There are moments when “The Force Awakens” flirts with this same kind of magic. From the slipshod interior of the Millennium Falcon to the shriek and drone of a TIE fighter, “The Force Awakens” synthesizes components of the original trilogy so thoroughly that at first, we believe the feats of the original have been accomplished anew. Unfortunately, the very best parts are borrowed from films three decades old. What we take for discovery is the mere stoking of extant embers. “The Force Awakens” doesn’t show us anything new, it just lets us relive our memories in glorious high-definition.

The filmmakers must have realized early on that no amount of creativity was likely to supplant the power of memory. Given the near-universal panning of the Star Wars prequels, it was perhaps a smart move to begin the new saga with bare-bones nostalgia.

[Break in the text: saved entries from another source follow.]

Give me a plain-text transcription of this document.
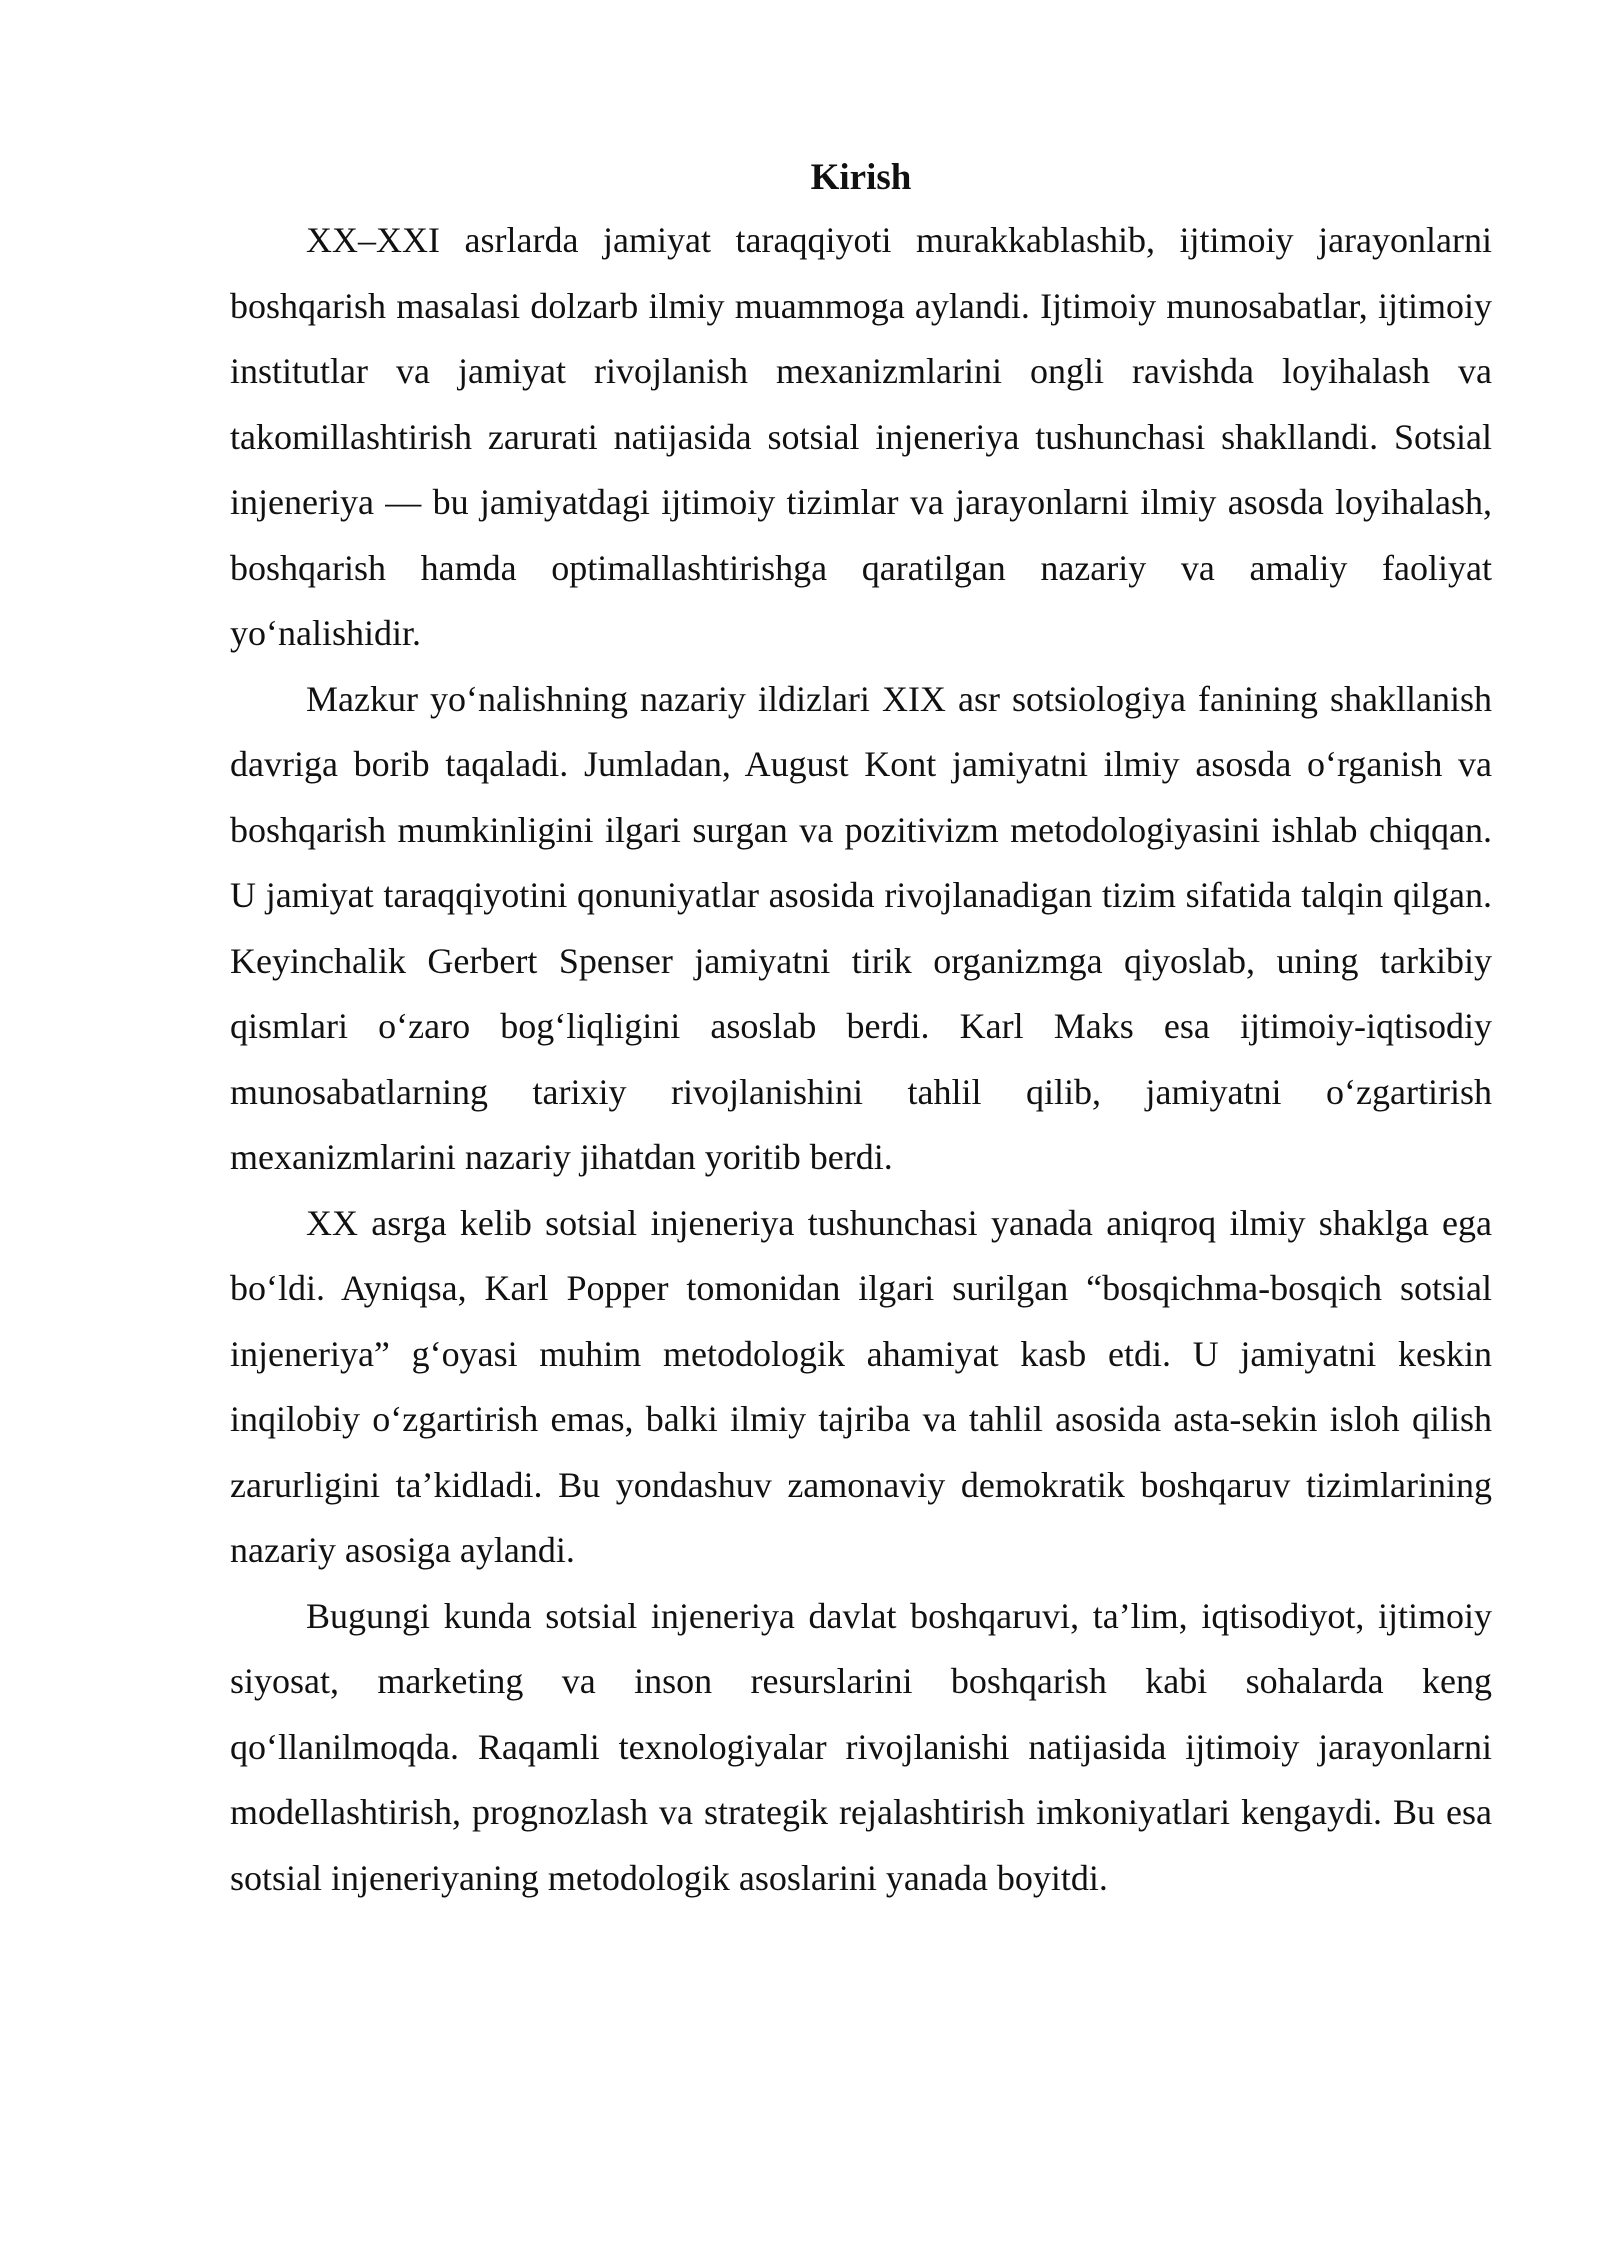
Kirish

XX–XXI asrlarda jamiyat taraqqiyoti murakkablashib, ijtimoiy jarayonlarni boshqarish masalasi dolzarb ilmiy muammoga aylandi. Ijtimoiy munosabatlar, ijtimoiy institutlar va jamiyat rivojlanish mexanizmlarini ongli ravishda loyihalash va takomillashtirish zarurati natijasida sotsial injeneriya tushunchasi shakllandi. Sotsial injeneriya — bu jamiyatdagi ijtimoiy tizimlar va jarayonlarni ilmiy asosda loyihalash, boshqarish hamda optimallashtirishga qaratilgan nazariy va amaliy faoliyat yo‘nalishidir.

Mazkur yo‘nalishning nazariy ildizlari XIX asr sotsiologiya fanining shakllanish davriga borib taqaladi. Jumladan, August Kont jamiyatni ilmiy asosda o‘rganish va boshqarish mumkinligini ilgari surgan va pozitivizm metodologiyasini ishlab chiqqan. U jamiyat taraqqiyotini qonuniyatlar asosida rivojlanadigan tizim sifatida talqin qilgan. Keyinchalik Gerbert Spenser jamiyatni tirik organizmga qiyoslab, uning tarkibiy qismlari o‘zaro bog‘liqligini asoslab berdi. Karl Maks esa ijtimoiy-iqtisodiy munosabatlarning tarixiy rivojlanishini tahlil qilib, jamiyatni o‘zgartirish mexanizmlarini nazariy jihatdan yoritib berdi.

XX asrga kelib sotsial injeneriya tushunchasi yanada aniqroq ilmiy shaklga ega bo‘ldi. Ayniqsa, Karl Popper tomonidan ilgari surilgan “bosqichma-bosqich sotsial injeneriya” g‘oyasi muhim metodologik ahamiyat kasb etdi. U jamiyatni keskin inqilobiy o‘zgartirish emas, balki ilmiy tajriba va tahlil asosida asta-sekin isloh qilish zarurligini ta’kidladi. Bu yondashuv zamonaviy demokratik boshqaruv tizimlarining nazariy asosiga aylandi.

Bugungi kunda sotsial injeneriya davlat boshqaruvi, ta’lim, iqtisodiyot, ijtimoiy siyosat, marketing va inson resurslarini boshqarish kabi sohalarda keng qo‘llanilmoqda. Raqamli texnologiyalar rivojlanishi natijasida ijtimoiy jarayonlarni modellashtirish, prognozlash va strategik rejalashtirish imkoniyatlari kengaydi. Bu esa sotsial injeneriyaning metodologik asoslarini yanada boyitdi.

The result feels less like a new story than some sort of billion-dollar fan-fiction Mad Lib, a beautifully appointed template reliant upon our reminiscence to complete a fragmented and inorganic narrative. This film only works because of what we’re asked to bring along. Why does Rey think to use a Jedi-mind trick on her Stormtrooper captor? Because under our breath, we’ve been trying them on schoolteachers for years. Why are our heroes innately skilled with a lightsaber? Because of the afternoons we’ve spent twirling Wiffle bats in the backyard. The surrogate structure that makes “The Force Awakens” such a satisfying fan experience is what undermines its impact as a piece of fiction.

 JJ Abrams’ film feels like something special, not because it’s new, or brave, or inventive, but because it allows us to dig into an itch that the Lucas prequels were able only to clumsily paw at. “The Force Awakens” impresses as a singular cultural moment, but unless the franchise manages to balance the need for nostalgia with confident and adventurous new narratives, Disney’s stewardship of the franchise won’t amount much more than empty facsimile. In 1977, Star Wars asked us to hope. In 2015, Star Wars just hopes we’ll remember.